Mainland China on Saturday recorded its first two deaths from Covid-19 in more than a year, underscoring the threat posed to the country by the Omicron variant, already responsible for the largest wave of contaminations since the start of the pandemic.
These first deaths since January 26, 2021 in mainland China – excluding Hong Kong and Macao – bring the toll of the pandemic there to 4,638 dead, while Hong Kong, also in the grip of a resurgence of Covid-19, deplores more than 200 dead. per day.
The two deaths occurred in Jilin (northeast), the province most affected by the current wave, said the National Health Commission.
Authorities recorded 4,051 new infections across the country on Saturday and 4,365 the day before, more than half of them in Jilin province.
The country, where the first cases of coronavirus appeared at the end of 2019, had kept the epidemic under control thanks to strict border control, long quarantines, massive screening campaigns and targeted confinements.
Beijing has made a political argument out of its low death rate, saying it demonstrates the power of its one-party governance model.
Both deaths are quietly reported in the Health Commission’s daily report and little mention is made of them by the public media.

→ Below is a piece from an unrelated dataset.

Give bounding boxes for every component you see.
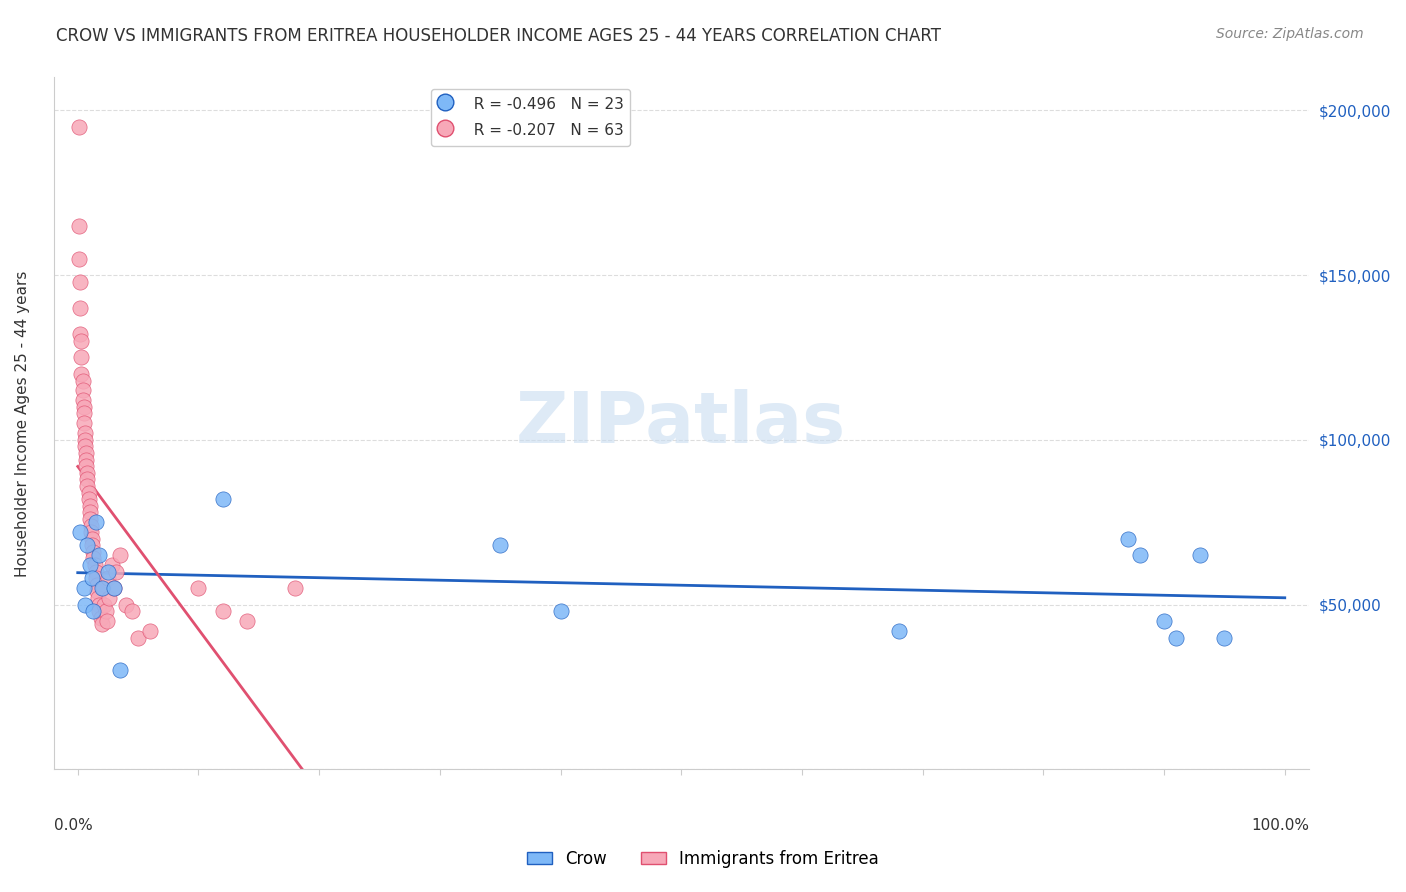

The world’s second largest economy, which recorded less than 100 cases a day just three weeks ago, has announced more than a thousand new daily infections for the past week.
Questions have emerged with the highly contagious Omicron variant about the long-term effectiveness of the government’s so-called “zero-Covid” strategy.

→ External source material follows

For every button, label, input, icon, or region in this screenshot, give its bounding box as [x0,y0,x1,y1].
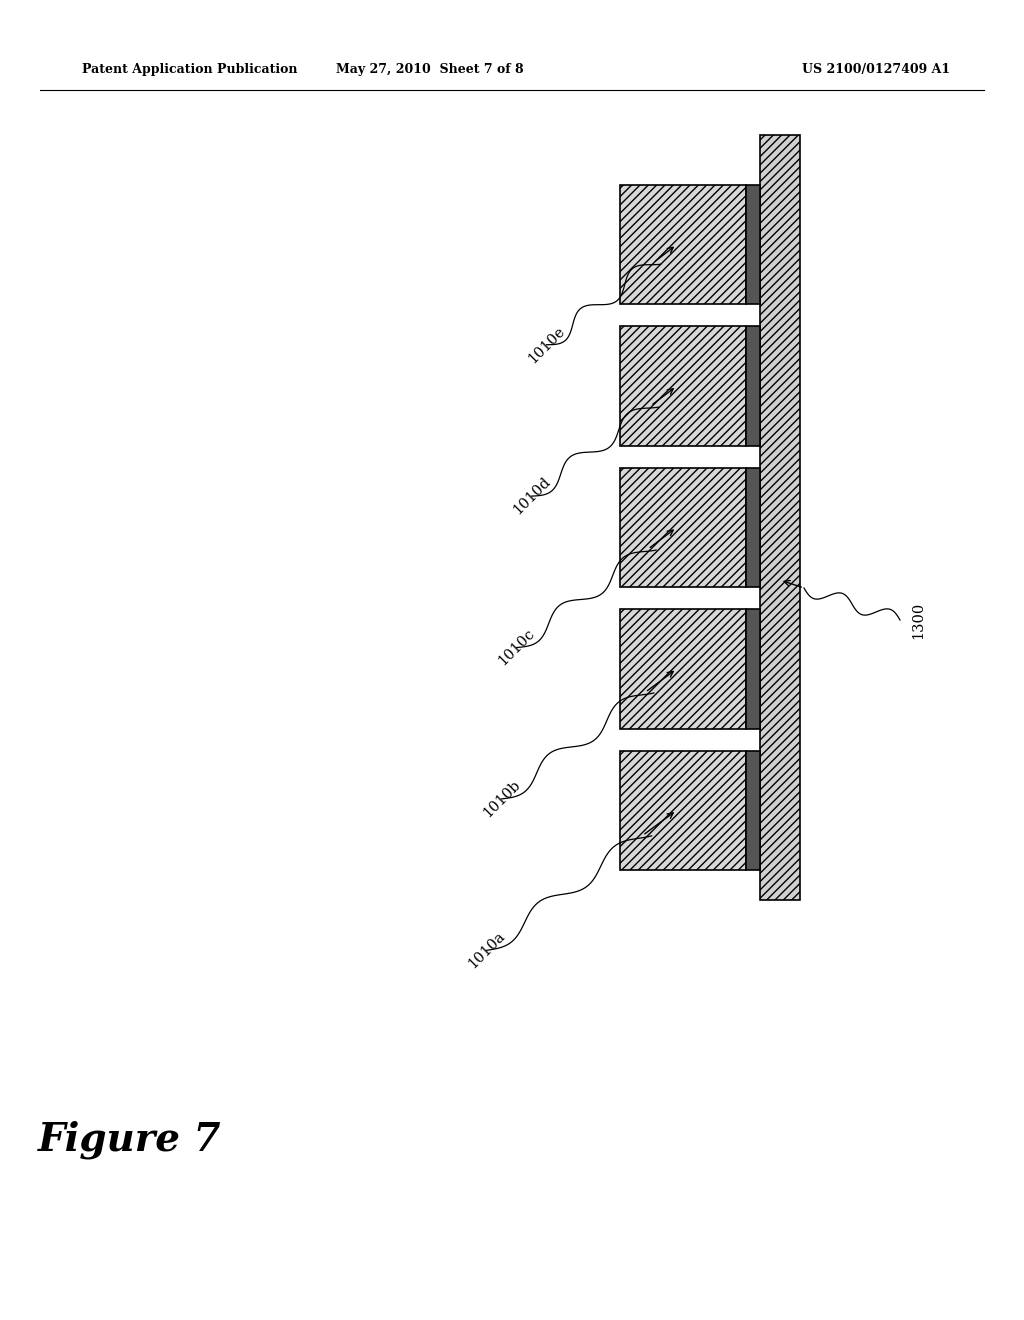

In recent weeks, official sources have suggested that China may at some point have to live with Covid-19, as other countries do, and have worried about the impact of broad lockdowns on the economy.

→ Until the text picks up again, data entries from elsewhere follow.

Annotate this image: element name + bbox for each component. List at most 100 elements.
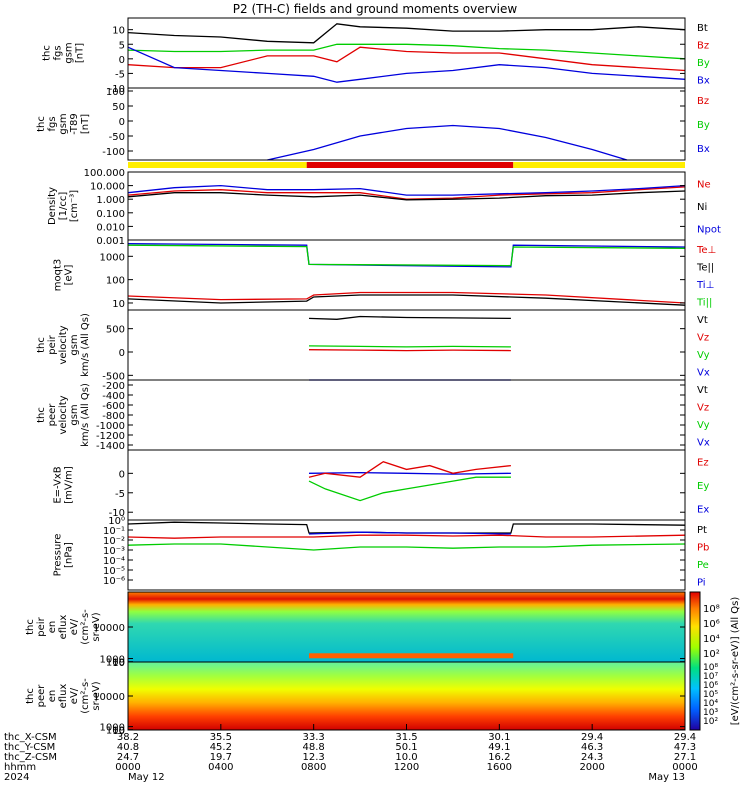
y-tick-label: 0	[119, 55, 125, 66]
x-tick-label: 49.1	[488, 742, 510, 753]
colorbar-tick-label: 10⁶	[703, 619, 720, 630]
legend-entry: Vy	[697, 350, 710, 361]
y-tick-label: -5	[115, 69, 125, 80]
legend-entry: Vz	[697, 402, 709, 413]
panel-frame	[127, 87, 686, 161]
legend-entry: Te||	[696, 262, 714, 273]
panel-bar_state	[128, 162, 685, 168]
y-tick-label: 10⁻³	[103, 546, 125, 557]
y-axis-label: velocity	[58, 325, 69, 364]
series-line-Ti||	[127, 244, 686, 267]
series-line-Vt	[308, 315, 511, 320]
x-tick-label: 29.4	[674, 732, 696, 743]
y-axis-label: gsm	[64, 42, 75, 63]
y-axis-label: thc	[36, 407, 47, 423]
panel-density: 0.001 0.010 0.100 1.000 10.000 100.000 Density…	[47, 168, 721, 247]
y-axis-label: fgs	[47, 116, 58, 131]
y-axis-label: km/s (All Qs)	[80, 313, 91, 377]
series-line-Bz	[127, 46, 686, 72]
y-axis-label: [mV/m]	[64, 466, 75, 504]
y-tick-label: 0.010	[96, 222, 125, 233]
legend-entry: Ez	[697, 458, 709, 469]
y-tick-label: -400	[102, 391, 125, 402]
legend-entry: Vy	[697, 420, 710, 431]
legend-entry: Ni	[697, 202, 707, 213]
y-axis-label: eV/	[69, 618, 80, 635]
x-tick-label: 47.3	[674, 742, 696, 753]
panel-peer_velocity: -1400-1200-1000-800-600-400-200 thc peer ve…	[36, 379, 710, 452]
series-line-Vy	[308, 345, 511, 348]
y-tick-label: 100	[106, 726, 125, 737]
y-tick-label: -50	[109, 132, 125, 143]
y-axis-label: eflux	[58, 615, 69, 640]
panel-frame	[127, 309, 686, 381]
state-bar-segment	[128, 162, 307, 168]
y-tick-label: -5	[115, 489, 125, 500]
state-bar-segment	[513, 162, 685, 168]
y-axis-label: (cm²-s-	[80, 678, 91, 714]
y-axis-label: thc	[36, 337, 47, 353]
spectrogram-band	[309, 653, 514, 659]
y-axis-label: gsm	[58, 113, 69, 134]
colorbar-tick-label: 10⁶	[703, 681, 718, 691]
x-tick-label: 0000	[672, 762, 697, 773]
colorbar-tick-label: 10³	[703, 708, 718, 718]
colorbar-tick-label: 10²	[703, 717, 718, 727]
y-axis-label: sr-eV)	[91, 612, 102, 641]
series-line-Vz	[308, 349, 511, 352]
x-tick-label: 27.1	[674, 752, 696, 763]
legend-entry: Pb	[697, 542, 709, 553]
y-axis-label: [nPa]	[64, 542, 75, 568]
y-axis-label: velocity	[58, 395, 69, 434]
y-axis-label: [1/cc]	[58, 192, 69, 221]
y-axis-label: E=-VxB	[53, 466, 64, 503]
x-tick-label: May 12	[128, 772, 165, 783]
panel-frame	[127, 519, 686, 591]
legend-entry: Bx	[697, 144, 710, 155]
y-tick-label: 5	[119, 40, 125, 51]
colorbar-tick-label: 10⁵	[703, 690, 718, 700]
series-line-Ey	[308, 476, 511, 502]
y-tick-label: 100	[106, 658, 125, 669]
y-axis-label: thc	[25, 688, 36, 704]
x-tick-label: 10.0	[395, 752, 417, 763]
panel-e_field: -10 -5 0 E=-VxB [mV/m] Ez Ey Ex	[53, 449, 709, 521]
panel-thc_fgs_gsm_T89: -100 -50 0 50 100 thc fgs gsm -T89 [nT] Bz By Bx	[36, 87, 710, 161]
y-axis-label: moqt3	[53, 259, 64, 292]
series-line-Bx	[127, 46, 686, 83]
legend-entry: Te⊥	[696, 245, 716, 256]
y-tick-label: -100	[102, 147, 125, 158]
legend-entry: By	[697, 120, 710, 131]
y-tick-label: 10	[112, 658, 125, 669]
y-tick-label: -500	[102, 371, 125, 382]
colorbar-tick-label: 10⁷	[703, 672, 718, 682]
panel-frame	[127, 171, 686, 241]
y-axis-label: fgs	[53, 45, 64, 60]
y-axis-label: Density	[47, 187, 58, 225]
y-tick-label: 1.000	[96, 195, 125, 206]
y-axis-label: eV/	[69, 687, 80, 704]
series-line-Pe	[127, 543, 686, 551]
y-axis-label: thc	[36, 116, 47, 132]
x-tick-label: 38.2	[117, 732, 139, 743]
y-axis-label: en	[47, 690, 58, 703]
x-tick-label: 0400	[208, 762, 233, 773]
y-axis-label: [nT]	[80, 114, 91, 134]
colorbar	[689, 591, 701, 731]
series-line-Te||	[127, 294, 686, 306]
state-bar-segment	[306, 162, 514, 168]
x-tick-label: 12.3	[303, 752, 325, 763]
x-row-label: hhmm	[4, 762, 36, 773]
x-tick-label: 46.3	[581, 742, 603, 753]
y-tick-label: 10000	[93, 692, 125, 703]
y-tick-label: -1200	[96, 431, 125, 442]
panel-frame	[127, 449, 686, 521]
series-line-Ni	[127, 190, 686, 201]
y-tick-label: 100	[106, 276, 125, 287]
legend-entry: Vx	[697, 437, 710, 448]
series-line-Ex	[308, 471, 511, 475]
legend-entry: Bt	[697, 23, 708, 34]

But President Xi Jinping assured Thursday that the government is “sticking” to the “zero-Covid” strategy, according to state television, while allowing a more “targeted” approach.
While, in the past, any epidemic rebound could lead to complete confinements of cities, the authorities have decided on differentiated measures to respond to the last outbreaks.
Cities, such as Shenzhen, a technological center of 17.5 million inhabitants, have been confined. But the restrictions were relaxed in this city after Mr. Xi’s remarks.
For its part, Shanghai closed schools and carried out a massive screening campaign but escaped total confinement.
The authorities have also announced that patients with mild symptoms can be isolated in quarantine centers and no longer necessarily in specialized hospitals.
Tens of millions of people are currently confined to their homes across the country and authorities have scrambled to free up hospital beds amid fears the outbreak could put the healthcare system under severe strain.
Jilin Province, which reported thousands of cases last week, has built eight temporary hospitals and two quarantine centers to handle the outbreak.
State media released footage showing dozens of cranes assembling temporary medical facilities in Jilin, which has just 23,000 hospital beds for 24 million residents.